A top neurologist in Dublin has voiced support for the campaign to legalize CBD medicine in Ireland.
Respected neurologist Dr. Colin Doherty has joined the battle to legalize cannabidiol (CBD) in Ireland, the Irish Times reports. Cannabis of any type and for any purpose is completely illegal in Ireland, but activists have been urging for a change to Irish law that would allow for medicinal cannabinoids. The face of that legalization effort is six-year old Ava Barry, who’s diagnosed with the extremely rare pediatric seizure disorder called Dravet syndrome.
Suffering from multiple daily seizures – some lasting as long as 90 minutes – as well as long periods of hospital stay, Ava was given 11 different types of traditional medication that didn’t help, according to the Irish Times. The family then turned to CBD oil and saw improvements.
“She only had seven seizures in a whole month. Before, she could have had seven seizures in two hours,” said Vera Twomey, Ava’s mother. “We want the very best for Ava. I have seen that this is working. CBD is the best thing we have done for her so far.”
Twomey had to travel out of Ireland to get access to CBD, which when derived from hemp is legal to purchase and use in all 50 U.S. states. In Mexico and Brazil, CBD oil is available with a prescription.
“We want to access this treatment for Ava here in Ireland, we don’t think our little girl should have to leave our own home and move to another country to be without all the major benefits a loving and caring family life that she has here provides,” said Twomey.
Twomey started an online petition for Ireland’s Minister for Health Simon Harris to allow CBD for Ava and is looking to collect 25,000 signatures. As of now, it has 23,761.
Recently joining the effort is Dr. Doherty, a consultant neurologist at St. James’ Hospital in Dublin and a senior lecturer at Trinity College School of Medicine. Doherty voiced his support for licensing medicinal cannabinoids while speaking at the Oireachtas health committee.
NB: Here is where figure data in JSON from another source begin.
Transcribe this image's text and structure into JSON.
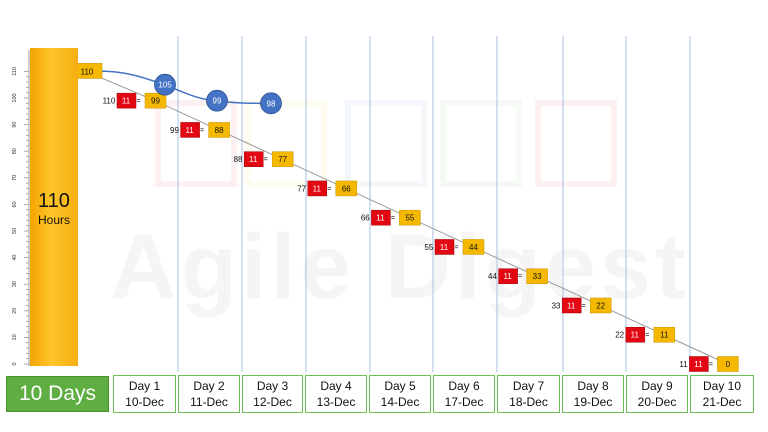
{
  "chart_data": {
    "type": "line",
    "y_axis": {
      "min": 0,
      "max": 110,
      "step": 10,
      "ticks": [
        0,
        10,
        20,
        30,
        40,
        50,
        60,
        70,
        80,
        90,
        100,
        110
      ]
    },
    "total": {
      "value": "110",
      "unit": "Hours"
    },
    "duration_label": "10 Days",
    "days": [
      {
        "label": "Day 1",
        "date": "10-Dec"
      },
      {
        "label": "Day 2",
        "date": "11-Dec"
      },
      {
        "label": "Day 3",
        "date": "12-Dec"
      },
      {
        "label": "Day 4",
        "date": "13-Dec"
      },
      {
        "label": "Day 5",
        "date": "14-Dec"
      },
      {
        "label": "Day 6",
        "date": "17-Dec"
      },
      {
        "label": "Day 7",
        "date": "18-Dec"
      },
      {
        "label": "Day 8",
        "date": "19-Dec"
      },
      {
        "label": "Day 9",
        "date": "20-Dec"
      },
      {
        "label": "Day 10",
        "date": "21-Dec"
      }
    ],
    "ideal_series": {
      "start": 110,
      "burn_per_day": 11,
      "remaining": [
        99,
        88,
        77,
        66,
        55,
        44,
        33,
        22,
        11,
        0
      ],
      "before": [
        110,
        99,
        88,
        77,
        66,
        55,
        44,
        33,
        22,
        11
      ]
    },
    "actual_series": {
      "values": [
        110,
        105,
        99,
        98
      ]
    },
    "colors": {
      "remaining": "#f5b800",
      "burn": "#e30613",
      "actual": "#4472c4",
      "total_bar": "#f5ad10",
      "days_box": "#5fae43",
      "gridline": "#a9bfe0"
    }
  },
  "watermark": "Agile Digest"
}
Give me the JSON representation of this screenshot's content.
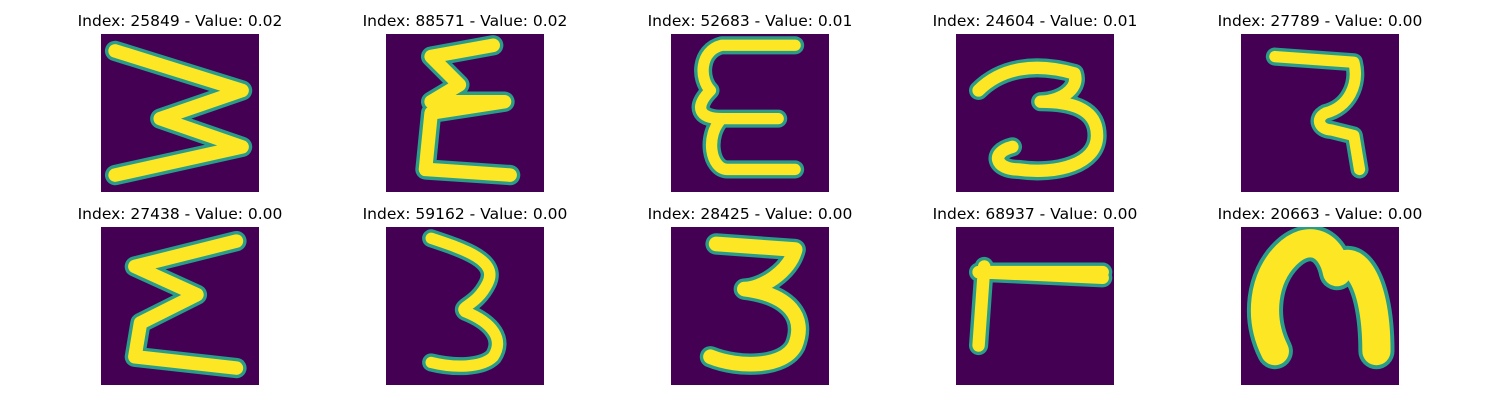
{
  "panels": [
    {
      "index": "25849",
      "value": "0.02",
      "title": "Index: 25849 - Value: 0.02",
      "glyph": "zigzag-3"
    },
    {
      "index": "88571",
      "value": "0.02",
      "title": "Index: 88571 - Value: 0.02",
      "glyph": "epsilon-zigzag"
    },
    {
      "index": "52683",
      "value": "0.01",
      "title": "Index: 52683 - Value: 0.01",
      "glyph": "E-open"
    },
    {
      "index": "24604",
      "value": "0.01",
      "title": "Index: 24604 - Value: 0.01",
      "glyph": "cursive-3"
    },
    {
      "index": "27789",
      "value": "0.00",
      "title": "Index: 27789 - Value: 0.00",
      "glyph": "rotated-R"
    },
    {
      "index": "27438",
      "value": "0.00",
      "title": "Index: 27438 - Value: 0.00",
      "glyph": "sigma"
    },
    {
      "index": "59162",
      "value": "0.00",
      "title": "Index: 59162 - Value: 0.00",
      "glyph": "3-thin"
    },
    {
      "index": "28425",
      "value": "0.00",
      "title": "Index: 28425 - Value: 0.00",
      "glyph": "3-bold"
    },
    {
      "index": "68937",
      "value": "0.00",
      "title": "Index: 68937 - Value: 0.00",
      "glyph": "T-rotated"
    },
    {
      "index": "20663",
      "value": "0.00",
      "title": "Index: 20663 - Value: 0.00",
      "glyph": "n-blob"
    }
  ],
  "colors": {
    "background": "#440154",
    "edge": "#2a9d8a",
    "stroke": "#fde725"
  }
}
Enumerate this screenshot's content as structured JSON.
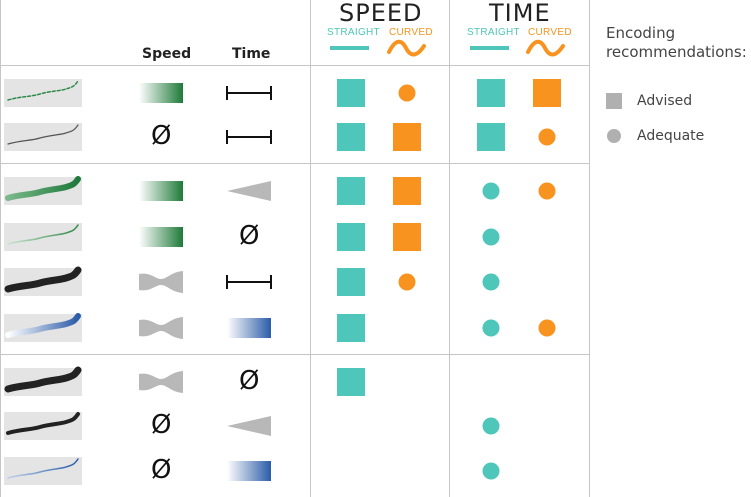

He told the committee that there was growing evidence for the effectiveness of CBD.
“It is possible to state with confidence that this drug will not work for everyone, will cause intolerable but probably not dangerous side-effects in a few, but for those for who it will work it may be life-saving,” said Doherty.
After Twomey conducted a walk to draw attention to the issue, the Minister for Health promised her he would take action on cannabis use for medicinal purposes. He tasked the Health Products Regulatory Authority to provide him with expert scientific advice and to advise on legislative changes. As of now, however, officials have said they’re hesitant to allow cannabis oil until there are more clinical trials.
“We feel she should be entitled to be treated in her own country. We beg the government to see that a small child like Ava has battled every day with seizures lasting from two minutes to two hours. She has astonished doctors with her progress and we are proud of her but imagine what she could achieve if we accessed medication that is proved to work,” said Twomey.